Vowing to find new ways to stimulate the sputtering economy, President Obama will call for long-term investments in the nation's roads, railways and airports that would cost at least $50 billion, administration officials said.
The infrastructure investments are one part of a package of targeted proposals the White House is expected to announce in hopes of jump-starting the economy ahead of the November election. Obama will outline the infrastructure proposal Monday at a Labor Day event in Milwaukee.
CBS News senior White House correspondent Bill Plante reports Mr. Obama's proposals are expected to include temporary business tax credits for hiring new workers, temporary employer tax incentives for jobs in clean energy, and making a current tax credit for research and development permanent.
While the proposal calls for investments over six years, officials said spending would be front-loaded with an initial $50 billion to help create jobs in the near future. The officials spoke on the condition of anonymity to discuss the proposals ahead of the president's announcement.
The goals of the infrastructure plan include: rebuilding 150,000 miles of roads; constructing and maintaining 4,000 miles of railways, enough to go coast-to-coast; and rehabilitating or reconstructing 150 miles of airport runways, while also installing a new air navigation system designed to reduce travel times and delays.
Obama will also call for the creation of a permanent infrastructure bank that would focus on funding national and regional infrastructure projects.
Officials wouldn't say what the total cost of the infrastructure investments would be, but did say the initial $50 billion represents a significant percentage. Officials said the White House would consider closing a number of special tax breaks for oil and gas companies to pay for the proposal.
Obama made infrastructure investments a central part of the $814 billion stimulus Congress passed last year, but with that spending winding down, the economy's growth has slowed. Officials said this infrastructure package differs from the stimulus because it's aimed at long-term growth, while still focusing on creating jobs in the short-term.
With the unemployment rate ticking up to 9.6 percent, and polls showing the midterm elections could be dismal for Democrats, the president has promised to unveil a series of new measures on the economy.
Plante reports, however, that Mr. Obama's expected jobs push is unlikely to help the president and fellow Democrats all that much at the polls in November, according to some analysts.

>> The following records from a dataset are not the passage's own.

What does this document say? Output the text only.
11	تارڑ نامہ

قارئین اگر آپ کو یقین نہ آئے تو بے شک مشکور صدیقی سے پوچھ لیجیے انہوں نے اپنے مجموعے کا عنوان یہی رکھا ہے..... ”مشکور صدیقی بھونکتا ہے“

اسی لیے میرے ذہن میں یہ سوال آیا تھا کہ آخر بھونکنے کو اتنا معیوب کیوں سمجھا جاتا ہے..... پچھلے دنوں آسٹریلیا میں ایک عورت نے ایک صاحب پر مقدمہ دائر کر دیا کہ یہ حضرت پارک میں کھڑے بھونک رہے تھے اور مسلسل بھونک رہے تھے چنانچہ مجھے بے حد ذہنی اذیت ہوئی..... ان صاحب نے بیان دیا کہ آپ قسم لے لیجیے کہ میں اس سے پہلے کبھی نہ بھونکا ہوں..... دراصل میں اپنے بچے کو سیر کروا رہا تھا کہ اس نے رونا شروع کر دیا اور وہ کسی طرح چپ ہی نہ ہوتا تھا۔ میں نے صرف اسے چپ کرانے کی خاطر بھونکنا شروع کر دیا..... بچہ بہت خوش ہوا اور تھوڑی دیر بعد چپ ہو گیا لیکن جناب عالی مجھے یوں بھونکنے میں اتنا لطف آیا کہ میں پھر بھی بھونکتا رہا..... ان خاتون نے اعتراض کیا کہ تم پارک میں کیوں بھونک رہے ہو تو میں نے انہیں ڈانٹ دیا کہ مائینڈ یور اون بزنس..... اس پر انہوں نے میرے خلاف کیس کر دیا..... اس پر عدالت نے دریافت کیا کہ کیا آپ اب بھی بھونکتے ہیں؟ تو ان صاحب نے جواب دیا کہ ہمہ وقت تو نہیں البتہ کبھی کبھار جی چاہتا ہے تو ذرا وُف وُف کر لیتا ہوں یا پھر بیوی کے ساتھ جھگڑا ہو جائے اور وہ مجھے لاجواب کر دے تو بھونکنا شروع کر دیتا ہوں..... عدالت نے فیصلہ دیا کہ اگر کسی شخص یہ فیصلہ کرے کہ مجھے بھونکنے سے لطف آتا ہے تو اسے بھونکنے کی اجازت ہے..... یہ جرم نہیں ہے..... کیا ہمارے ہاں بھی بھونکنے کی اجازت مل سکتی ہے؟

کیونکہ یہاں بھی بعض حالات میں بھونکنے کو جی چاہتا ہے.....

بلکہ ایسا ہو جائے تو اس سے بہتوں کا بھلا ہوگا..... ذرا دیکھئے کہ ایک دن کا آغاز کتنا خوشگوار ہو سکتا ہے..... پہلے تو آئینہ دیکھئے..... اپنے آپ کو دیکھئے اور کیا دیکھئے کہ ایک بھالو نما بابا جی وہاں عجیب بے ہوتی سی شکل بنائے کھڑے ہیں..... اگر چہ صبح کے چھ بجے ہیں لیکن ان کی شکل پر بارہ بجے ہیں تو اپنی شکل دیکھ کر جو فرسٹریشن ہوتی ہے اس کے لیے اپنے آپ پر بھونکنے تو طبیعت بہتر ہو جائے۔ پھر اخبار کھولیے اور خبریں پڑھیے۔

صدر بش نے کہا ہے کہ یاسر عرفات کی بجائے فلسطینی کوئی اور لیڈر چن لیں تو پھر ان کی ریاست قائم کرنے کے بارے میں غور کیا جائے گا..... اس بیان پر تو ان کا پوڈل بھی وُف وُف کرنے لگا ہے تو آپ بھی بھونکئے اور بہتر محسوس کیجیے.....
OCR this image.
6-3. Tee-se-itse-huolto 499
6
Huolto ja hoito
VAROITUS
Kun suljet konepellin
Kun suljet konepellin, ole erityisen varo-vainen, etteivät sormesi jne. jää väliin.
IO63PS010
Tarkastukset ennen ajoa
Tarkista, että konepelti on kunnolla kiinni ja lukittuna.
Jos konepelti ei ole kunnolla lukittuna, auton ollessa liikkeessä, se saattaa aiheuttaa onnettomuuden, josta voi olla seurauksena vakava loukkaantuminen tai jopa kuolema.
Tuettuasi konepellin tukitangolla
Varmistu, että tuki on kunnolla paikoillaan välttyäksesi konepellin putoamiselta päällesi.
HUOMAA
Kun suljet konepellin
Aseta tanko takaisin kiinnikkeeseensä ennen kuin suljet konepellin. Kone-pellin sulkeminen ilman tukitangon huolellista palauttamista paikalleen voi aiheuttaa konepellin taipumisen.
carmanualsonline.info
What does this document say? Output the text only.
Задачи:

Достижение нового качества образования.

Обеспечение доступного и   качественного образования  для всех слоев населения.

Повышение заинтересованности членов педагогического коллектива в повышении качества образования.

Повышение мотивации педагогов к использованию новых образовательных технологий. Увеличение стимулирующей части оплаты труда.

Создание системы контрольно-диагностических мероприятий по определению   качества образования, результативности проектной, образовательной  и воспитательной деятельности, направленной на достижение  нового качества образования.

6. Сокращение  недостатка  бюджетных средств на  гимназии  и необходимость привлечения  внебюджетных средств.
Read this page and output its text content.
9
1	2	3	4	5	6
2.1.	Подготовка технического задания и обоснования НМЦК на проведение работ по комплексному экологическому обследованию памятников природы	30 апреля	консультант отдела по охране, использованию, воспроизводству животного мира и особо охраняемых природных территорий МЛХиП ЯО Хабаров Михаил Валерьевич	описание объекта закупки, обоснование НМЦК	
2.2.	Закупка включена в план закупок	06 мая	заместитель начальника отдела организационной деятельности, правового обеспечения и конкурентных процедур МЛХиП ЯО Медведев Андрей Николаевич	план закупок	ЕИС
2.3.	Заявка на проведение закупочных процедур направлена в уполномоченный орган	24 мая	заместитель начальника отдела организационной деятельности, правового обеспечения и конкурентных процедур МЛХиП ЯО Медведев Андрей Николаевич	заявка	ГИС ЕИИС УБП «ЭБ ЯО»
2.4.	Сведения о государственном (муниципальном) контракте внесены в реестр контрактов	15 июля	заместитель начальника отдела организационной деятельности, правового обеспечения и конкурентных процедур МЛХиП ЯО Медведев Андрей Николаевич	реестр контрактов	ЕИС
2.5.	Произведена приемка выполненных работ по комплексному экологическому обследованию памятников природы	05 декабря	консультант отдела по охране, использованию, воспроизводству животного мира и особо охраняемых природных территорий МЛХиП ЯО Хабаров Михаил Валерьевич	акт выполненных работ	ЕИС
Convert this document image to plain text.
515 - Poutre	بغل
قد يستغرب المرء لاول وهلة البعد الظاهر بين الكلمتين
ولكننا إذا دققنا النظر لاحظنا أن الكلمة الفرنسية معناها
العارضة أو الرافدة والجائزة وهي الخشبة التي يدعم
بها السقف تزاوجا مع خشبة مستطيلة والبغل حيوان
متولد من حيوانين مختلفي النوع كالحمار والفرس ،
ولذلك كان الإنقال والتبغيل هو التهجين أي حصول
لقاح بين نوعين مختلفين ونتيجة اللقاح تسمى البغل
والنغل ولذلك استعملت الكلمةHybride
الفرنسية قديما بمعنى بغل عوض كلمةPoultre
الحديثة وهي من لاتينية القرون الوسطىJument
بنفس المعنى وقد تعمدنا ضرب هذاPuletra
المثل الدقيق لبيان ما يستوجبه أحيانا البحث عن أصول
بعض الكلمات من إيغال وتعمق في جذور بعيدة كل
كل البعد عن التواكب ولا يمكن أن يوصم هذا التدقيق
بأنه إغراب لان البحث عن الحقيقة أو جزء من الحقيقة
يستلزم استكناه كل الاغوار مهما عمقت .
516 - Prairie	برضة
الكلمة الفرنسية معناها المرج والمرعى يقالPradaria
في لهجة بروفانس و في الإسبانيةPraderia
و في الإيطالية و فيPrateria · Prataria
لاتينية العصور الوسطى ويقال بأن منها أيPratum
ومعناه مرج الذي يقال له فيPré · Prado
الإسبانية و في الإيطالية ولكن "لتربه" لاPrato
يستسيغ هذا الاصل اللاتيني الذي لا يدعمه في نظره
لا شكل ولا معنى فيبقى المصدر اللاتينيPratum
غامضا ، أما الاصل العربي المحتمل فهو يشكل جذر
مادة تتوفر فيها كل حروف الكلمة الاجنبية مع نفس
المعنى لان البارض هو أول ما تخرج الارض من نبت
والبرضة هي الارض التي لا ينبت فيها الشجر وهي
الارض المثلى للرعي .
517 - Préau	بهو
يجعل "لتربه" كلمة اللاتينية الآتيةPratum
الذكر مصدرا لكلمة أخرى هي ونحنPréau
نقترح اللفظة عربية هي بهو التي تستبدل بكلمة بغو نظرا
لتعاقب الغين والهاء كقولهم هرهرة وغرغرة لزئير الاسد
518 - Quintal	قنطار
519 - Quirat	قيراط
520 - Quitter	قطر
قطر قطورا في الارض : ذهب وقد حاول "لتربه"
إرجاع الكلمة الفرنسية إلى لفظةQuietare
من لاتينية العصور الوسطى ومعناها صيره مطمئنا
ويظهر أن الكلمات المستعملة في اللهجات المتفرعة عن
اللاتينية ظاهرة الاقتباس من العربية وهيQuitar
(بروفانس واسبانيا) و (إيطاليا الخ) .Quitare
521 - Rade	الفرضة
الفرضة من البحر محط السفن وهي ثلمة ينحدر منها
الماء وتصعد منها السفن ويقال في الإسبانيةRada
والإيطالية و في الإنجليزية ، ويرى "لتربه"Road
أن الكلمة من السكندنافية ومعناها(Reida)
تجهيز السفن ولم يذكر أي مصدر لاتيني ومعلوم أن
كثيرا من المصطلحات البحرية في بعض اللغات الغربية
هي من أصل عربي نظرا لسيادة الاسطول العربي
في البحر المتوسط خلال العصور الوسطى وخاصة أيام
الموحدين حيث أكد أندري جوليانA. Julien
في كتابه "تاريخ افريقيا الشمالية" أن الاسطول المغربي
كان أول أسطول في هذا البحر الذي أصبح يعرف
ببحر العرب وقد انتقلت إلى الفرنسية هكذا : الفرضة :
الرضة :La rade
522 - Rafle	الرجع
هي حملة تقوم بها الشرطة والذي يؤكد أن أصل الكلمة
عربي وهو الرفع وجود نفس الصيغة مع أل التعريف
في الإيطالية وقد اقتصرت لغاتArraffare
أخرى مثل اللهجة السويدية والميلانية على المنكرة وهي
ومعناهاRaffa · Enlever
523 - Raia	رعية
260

"There is very little he can do politically and practically because I think people's views are pretty much cooked in about what they think about the economy and what they think about the administration," Jim VandeHei of Politico.com told CBS.
Labor Secretary Hilda Solis defended the administration on "The Early Show" Monday, saying President Obama's policies had already led to the creation of 90,000 private sector jobs per month.
"The course and path we're taking is on target," Holis told "Early Show" co-anchor Harry Smith.
Solis told CBS the Department of Labor was investing heavily in training and educating Americans for the jobs of the future, which many analysts predict will come largely in high-skilled and low skilled fields, leaving doubts over the future of America's thousands of unemployed mid-level workers.
Solis insisted that the Obama administration was also working to ensure the creation of new jobs in the building and manufacturing sectors.
In addition to Monday's announcement in Milwaukee, Obama will travel to Cleveland Wednesday to pitch a $100 billion proposal to increase and make permanent research and development tax credits for businesses, a White House official said.
While the idea is popular in Congress, coming up with offsetting tax increases or spending cuts has been a stumbling block. Similar to his proposal to pay for the infrastructure investments, Obama will ask lawmakers to close tax breaks for oil and gas companies and multinational corporations to pay for the plan.
Other stimulus measures the administration is considering include extending a law passed in March that exempts companies that hire unemployed workers from paying Social Security taxes on those workers through December. Sen. Chuck Schumer, D-N.Y., has proposed extending the exemption an additional six months.
Obama is also continuing to prod the Senate to pass the small business bill that calls for about $12 billion in tax breaks and a $30 billion fund to help unfreeze lending. Republicans have likened the bill to the unpopular bailout of the financial industry. And the president wants to make permanent the portion of George W. Bush's tax cuts affecting the middle class.
Wary of the public's concern over rising deficits, the administration insists a second stimulus plan, similar to last year's $814 billion bill, is not in the works.